El gesto de Celis debía ser muy elocuente, porque Nirghem se dio cuenta inmediatamente de que la chica estaba en tensión.

— ¿No te gustan los dioses? —dijo.

— Por su culpa murieron muchos de los míos.

— Los hombres también matan.

— Los hombres matan en guerras que los dioses provocan, y rezan para conseguir cosas que en realidad son suyas. No te tengo miedo Nirghem. Si vas a atacarme, ataca ahora.

El viejo empezó a reírse y el buho se escapó volando. La risa se escuchaba rebotando por los pasillos y los estantes.

— Esa perra me encerró aquí, y no voy a poder salir nunca más. Créeme, no voy a matarte.

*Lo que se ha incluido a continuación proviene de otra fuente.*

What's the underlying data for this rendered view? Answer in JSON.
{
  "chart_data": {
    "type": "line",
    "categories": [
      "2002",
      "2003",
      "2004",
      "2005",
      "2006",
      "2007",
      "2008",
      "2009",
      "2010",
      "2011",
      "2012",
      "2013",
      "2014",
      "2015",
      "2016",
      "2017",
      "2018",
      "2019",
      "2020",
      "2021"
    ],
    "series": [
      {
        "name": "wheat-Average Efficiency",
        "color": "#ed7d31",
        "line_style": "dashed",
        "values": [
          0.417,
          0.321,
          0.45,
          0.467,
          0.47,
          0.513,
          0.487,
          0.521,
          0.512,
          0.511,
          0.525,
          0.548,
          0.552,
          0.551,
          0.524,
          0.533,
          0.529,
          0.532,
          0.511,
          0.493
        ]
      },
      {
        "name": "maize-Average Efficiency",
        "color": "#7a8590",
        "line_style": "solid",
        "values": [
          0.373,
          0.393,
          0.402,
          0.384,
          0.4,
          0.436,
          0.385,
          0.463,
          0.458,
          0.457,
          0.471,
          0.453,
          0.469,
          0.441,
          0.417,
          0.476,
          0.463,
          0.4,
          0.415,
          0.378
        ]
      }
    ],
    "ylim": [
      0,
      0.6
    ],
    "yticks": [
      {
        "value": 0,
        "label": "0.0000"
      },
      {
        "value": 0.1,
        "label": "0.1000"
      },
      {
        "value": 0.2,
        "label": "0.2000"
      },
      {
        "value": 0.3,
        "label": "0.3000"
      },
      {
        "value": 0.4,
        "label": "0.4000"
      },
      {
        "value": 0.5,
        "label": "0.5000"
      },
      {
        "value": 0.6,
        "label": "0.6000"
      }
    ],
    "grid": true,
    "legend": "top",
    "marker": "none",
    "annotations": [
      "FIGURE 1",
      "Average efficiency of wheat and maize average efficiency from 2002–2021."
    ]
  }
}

Te voy a ayudar. Sígueme.

Celis y Nirghem se internaron por los pasadizos recónditos que constituían la trampa de Fregha para Nirghem.

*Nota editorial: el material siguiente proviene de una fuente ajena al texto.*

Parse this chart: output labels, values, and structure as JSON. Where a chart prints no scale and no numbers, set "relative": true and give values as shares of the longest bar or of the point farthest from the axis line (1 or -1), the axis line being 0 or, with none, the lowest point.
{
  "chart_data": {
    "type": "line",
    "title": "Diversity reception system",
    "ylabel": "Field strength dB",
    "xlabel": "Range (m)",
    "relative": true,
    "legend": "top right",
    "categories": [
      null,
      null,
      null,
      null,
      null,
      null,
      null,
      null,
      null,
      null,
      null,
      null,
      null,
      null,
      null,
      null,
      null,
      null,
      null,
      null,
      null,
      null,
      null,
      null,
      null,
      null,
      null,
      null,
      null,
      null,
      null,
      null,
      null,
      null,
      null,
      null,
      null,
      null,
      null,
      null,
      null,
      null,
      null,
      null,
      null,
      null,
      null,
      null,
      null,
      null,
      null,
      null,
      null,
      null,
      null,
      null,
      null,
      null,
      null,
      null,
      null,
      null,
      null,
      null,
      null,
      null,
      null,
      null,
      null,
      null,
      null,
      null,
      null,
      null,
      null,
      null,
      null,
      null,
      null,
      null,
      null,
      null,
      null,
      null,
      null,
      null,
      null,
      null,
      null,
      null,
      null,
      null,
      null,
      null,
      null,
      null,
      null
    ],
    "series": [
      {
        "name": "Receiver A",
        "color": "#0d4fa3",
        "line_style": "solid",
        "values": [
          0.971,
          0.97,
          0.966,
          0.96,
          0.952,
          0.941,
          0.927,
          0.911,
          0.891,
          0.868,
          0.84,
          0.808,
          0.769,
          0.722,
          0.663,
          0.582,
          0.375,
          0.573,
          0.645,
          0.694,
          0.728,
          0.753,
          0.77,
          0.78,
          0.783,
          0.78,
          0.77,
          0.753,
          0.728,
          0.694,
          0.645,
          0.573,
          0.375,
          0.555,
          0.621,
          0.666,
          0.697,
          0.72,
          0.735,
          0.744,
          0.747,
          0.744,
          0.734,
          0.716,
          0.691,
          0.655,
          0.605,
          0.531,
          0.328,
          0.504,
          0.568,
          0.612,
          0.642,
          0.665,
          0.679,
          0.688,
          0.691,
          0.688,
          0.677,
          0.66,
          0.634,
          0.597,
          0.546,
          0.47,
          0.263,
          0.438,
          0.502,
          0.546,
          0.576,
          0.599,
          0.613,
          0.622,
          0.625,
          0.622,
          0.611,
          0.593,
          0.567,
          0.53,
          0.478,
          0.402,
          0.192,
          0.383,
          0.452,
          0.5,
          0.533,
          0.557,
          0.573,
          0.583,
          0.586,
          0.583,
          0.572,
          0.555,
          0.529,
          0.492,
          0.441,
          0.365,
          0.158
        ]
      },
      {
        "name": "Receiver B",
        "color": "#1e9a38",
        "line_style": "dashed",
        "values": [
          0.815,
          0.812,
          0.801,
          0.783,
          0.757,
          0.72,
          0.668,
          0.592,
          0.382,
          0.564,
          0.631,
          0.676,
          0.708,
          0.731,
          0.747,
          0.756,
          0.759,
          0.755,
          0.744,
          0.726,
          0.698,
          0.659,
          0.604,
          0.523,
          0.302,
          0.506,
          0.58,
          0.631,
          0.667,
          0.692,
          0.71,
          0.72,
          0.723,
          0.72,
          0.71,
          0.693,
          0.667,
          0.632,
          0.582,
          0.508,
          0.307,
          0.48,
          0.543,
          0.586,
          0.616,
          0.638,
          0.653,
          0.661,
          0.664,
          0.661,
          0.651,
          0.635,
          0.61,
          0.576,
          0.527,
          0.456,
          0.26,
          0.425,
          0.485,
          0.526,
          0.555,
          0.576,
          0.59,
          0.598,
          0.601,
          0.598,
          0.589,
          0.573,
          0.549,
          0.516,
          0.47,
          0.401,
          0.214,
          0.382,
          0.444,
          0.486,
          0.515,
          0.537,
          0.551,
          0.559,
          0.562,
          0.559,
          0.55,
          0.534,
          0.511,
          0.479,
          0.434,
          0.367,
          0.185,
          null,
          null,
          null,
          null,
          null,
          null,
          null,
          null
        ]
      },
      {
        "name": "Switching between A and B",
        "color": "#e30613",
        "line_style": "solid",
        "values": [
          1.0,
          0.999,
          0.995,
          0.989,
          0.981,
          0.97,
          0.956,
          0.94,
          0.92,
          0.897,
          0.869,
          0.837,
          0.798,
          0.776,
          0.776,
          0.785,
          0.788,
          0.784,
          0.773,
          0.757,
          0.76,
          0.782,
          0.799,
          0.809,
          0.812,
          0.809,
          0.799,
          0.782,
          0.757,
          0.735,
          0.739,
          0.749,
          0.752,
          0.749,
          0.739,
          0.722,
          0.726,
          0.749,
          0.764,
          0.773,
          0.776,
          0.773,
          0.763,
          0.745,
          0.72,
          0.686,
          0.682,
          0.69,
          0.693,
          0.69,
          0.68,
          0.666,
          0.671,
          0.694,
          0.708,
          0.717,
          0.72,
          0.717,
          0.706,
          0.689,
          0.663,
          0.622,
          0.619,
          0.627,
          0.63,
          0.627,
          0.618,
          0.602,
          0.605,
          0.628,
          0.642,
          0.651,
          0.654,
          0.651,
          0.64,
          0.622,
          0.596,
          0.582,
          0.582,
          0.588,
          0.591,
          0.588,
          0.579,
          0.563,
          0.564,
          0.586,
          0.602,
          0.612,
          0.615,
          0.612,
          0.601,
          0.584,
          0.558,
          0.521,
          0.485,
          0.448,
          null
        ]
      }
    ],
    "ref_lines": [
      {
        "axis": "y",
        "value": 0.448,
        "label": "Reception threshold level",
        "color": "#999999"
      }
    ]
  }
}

— ¿Por qué no te mato en vez de encerrarte?

— Porque no se puede asesinar a un Dios —Nirghem hizo una pausa—. Aquí está.

Le entregó a Celis un manuscrito.

— Es el Manifiesto de Lorimar. Seguro que no has oído hablar de él. Nadie ha oído. Yo tengo una copia porque… bueno, supongo que porque lo firmé.

— No entiendo lo que pone… —dijo Celis.

— No. Sólo uno puede entenderlo. Su destinatario.

— ¿Y quién es ése? —dijo Celis.

Nirghem hizo una pausa y masculló algo. Volvió a escupir en el suelo.

— Nur. El Dios de las palabras. El caído.

— ¿Y dónde puedo encontrarle?

— No puedes —dijo Nirghem—, lo condenamos al olvido. Ya no existe.

De pronto, la mente de Celis se recompuso, como un enorme puzzle que, repentinamente, consigue enfocar la imagen que las piezas dispersas intentaban formar. La pregunta no era de dónde venía con Nur, sino de “cuándo” venía con Nur. Y si ese cuándo era, en realiad, un lugar. Celis lo recordó todo de golpe.

Habían viajado juntos desde el olvido.